Béru ferme un instant les yeux pour renifler ces emballages à poumons généreusement offerts à ses sens perturbés. Mais quand on est un vrai poulaga, on sait imposer silence aux tentations de la chair.
Il se dresse d’une détente et miss Rita se retrouve assise sur la carpette, furax et endolorie.
— Non, mais dis donc, le petzouille, t’es pas bien ! s’étrangle la patineuse de trottoir, tu te crois avec les Mathurine de ton bled !
Sa Majesté dégrafe son pardingue.
— Je vais te faire ton petit cadeau, dit-il en riant louchement. Mais au lieu de t’attriquer de la fraîche, c’t’un conseil que je vais te donner, ma gosse !
Surprise par ce langage dont elle ne l’estimait pas capable, Mlle Rita regarde son client avec d’autres yeux. Des yeux à la fois indécis et craintifs.
— Assieds-toi sur le pucier, Rita, poursuit ma Grosse Truffe, tu seras plus confortable pour écouter ce dont j’ai à te causer.
Elle obéit.
— Un poulet ? devine-t-elle.
Béru ricane.
— Ménage tes expressions, ma fille, autrement sinon va y avoir averse de mandales ! J’aime pas beaucoup qu’on me prenne pour un flic, t’entends ?
— Mais alors, qui êtes-vous ? balbutie la prostipute.
— Un envoyé de la Maison mère, mon petit cœur ! Car on veut t’affranchir qu’à propos de poulets, la Rousse est au parfum, justement. Ça remue drôlement la vase dans notre secteur… D’ailleurs, Couchetapiane t’a prévenue, à ce qu’il m’a dit ?
La voilà en partie rassurée.
— En effet, reconnaît-elle. Il m’a promis la prochaine visite des Roycos, alors je me disais…
— Tu te dis trop vite, Rita, ça risque de te chambouler le futur. Tu sais que notre Hildegarde meurt et ne se rend pas, héroïsme-t-il avec cet humour si particulier qui lui a valu un accessit au concours du plus délicat cerveau de France. A son sujet, elle voudrait bien que je cause deux mots au Prince, mais cette pomme vapeur a son turlu en dérangement, ce qui ne me facilite pas les choses, d’autant qu’Hildegarde a négligé de me vaporiser son adresse. Tu vas m’objecter que par les Renseignements je pourrais l’avoir. Hélas ! le Prince s’est foutu sur la liste rouge, défense aux Pé-Té-Té de communiquer son bigophone et, à plus forte raison, son adresse.

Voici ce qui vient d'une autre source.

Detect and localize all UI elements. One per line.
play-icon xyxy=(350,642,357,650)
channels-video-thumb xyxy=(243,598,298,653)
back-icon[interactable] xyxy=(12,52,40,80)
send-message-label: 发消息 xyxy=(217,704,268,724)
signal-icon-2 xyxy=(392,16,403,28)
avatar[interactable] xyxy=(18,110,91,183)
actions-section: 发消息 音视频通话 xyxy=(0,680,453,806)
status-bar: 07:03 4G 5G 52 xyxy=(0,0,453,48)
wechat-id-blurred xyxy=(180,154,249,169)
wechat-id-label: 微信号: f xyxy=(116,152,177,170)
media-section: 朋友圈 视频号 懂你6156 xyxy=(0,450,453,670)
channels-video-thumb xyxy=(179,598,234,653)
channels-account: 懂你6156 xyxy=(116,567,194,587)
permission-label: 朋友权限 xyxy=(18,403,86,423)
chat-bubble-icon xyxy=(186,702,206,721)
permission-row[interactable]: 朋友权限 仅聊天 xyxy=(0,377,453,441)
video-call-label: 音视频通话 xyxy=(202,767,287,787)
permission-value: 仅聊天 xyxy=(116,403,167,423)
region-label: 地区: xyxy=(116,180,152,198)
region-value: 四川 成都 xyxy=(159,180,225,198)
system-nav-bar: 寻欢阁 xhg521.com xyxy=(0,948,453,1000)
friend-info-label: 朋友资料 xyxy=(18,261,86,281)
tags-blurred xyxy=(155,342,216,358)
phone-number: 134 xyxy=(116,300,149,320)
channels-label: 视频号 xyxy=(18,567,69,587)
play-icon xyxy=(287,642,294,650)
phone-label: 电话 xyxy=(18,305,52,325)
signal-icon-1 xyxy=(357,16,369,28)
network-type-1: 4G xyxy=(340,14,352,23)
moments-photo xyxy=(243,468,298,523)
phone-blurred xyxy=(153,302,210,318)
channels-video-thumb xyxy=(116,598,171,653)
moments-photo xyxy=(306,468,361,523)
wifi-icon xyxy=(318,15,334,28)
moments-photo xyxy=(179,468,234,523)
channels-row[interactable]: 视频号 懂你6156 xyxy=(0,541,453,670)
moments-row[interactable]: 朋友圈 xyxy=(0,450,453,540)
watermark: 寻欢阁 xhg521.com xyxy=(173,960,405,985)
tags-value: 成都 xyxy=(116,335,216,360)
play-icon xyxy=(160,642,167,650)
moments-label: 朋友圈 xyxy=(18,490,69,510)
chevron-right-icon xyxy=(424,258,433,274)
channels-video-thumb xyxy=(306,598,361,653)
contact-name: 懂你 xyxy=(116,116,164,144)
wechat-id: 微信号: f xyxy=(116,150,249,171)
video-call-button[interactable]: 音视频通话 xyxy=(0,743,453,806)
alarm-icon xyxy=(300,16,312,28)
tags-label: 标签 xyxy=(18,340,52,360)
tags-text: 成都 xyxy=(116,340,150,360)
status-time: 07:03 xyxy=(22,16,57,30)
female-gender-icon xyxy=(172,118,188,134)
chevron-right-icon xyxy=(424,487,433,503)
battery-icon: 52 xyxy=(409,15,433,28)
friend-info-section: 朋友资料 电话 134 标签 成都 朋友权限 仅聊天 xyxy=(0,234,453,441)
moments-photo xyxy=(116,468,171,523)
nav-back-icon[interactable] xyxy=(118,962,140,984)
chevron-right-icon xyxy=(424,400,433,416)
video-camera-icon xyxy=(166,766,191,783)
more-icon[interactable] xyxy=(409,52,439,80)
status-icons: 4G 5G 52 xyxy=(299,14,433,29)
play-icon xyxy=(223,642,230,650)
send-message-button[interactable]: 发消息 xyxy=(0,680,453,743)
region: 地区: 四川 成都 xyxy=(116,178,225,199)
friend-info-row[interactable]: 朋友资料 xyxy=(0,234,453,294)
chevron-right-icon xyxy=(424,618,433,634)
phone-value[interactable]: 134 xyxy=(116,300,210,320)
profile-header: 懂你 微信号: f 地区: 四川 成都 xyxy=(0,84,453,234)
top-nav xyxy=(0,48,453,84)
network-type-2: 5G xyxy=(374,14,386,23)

Le Gros se renfrogne, prend un air maussade pour questionner :
— Tu la saurais-t-il pas, toi ?
— Vous charriez, non ? dit-elle en secouant la tête. Qu’est-ce qui ne la connaît pas !
Elle mate Béru dans le jaune de l’œil.
— Oh, vous…, commence-t-elle.
Et puis la v’là qui se tait, qui porte une main à son estomac, qui grimace, qui bleuit, qui se crispe, qui se pâme, qui spasme, qui se masse, qui se tasse (comme l’agence russe du même nom), qui se lasse, qui se lace, qui s’en lasse, qui s’enlace, qui sent l’as, et s’abat en arrière.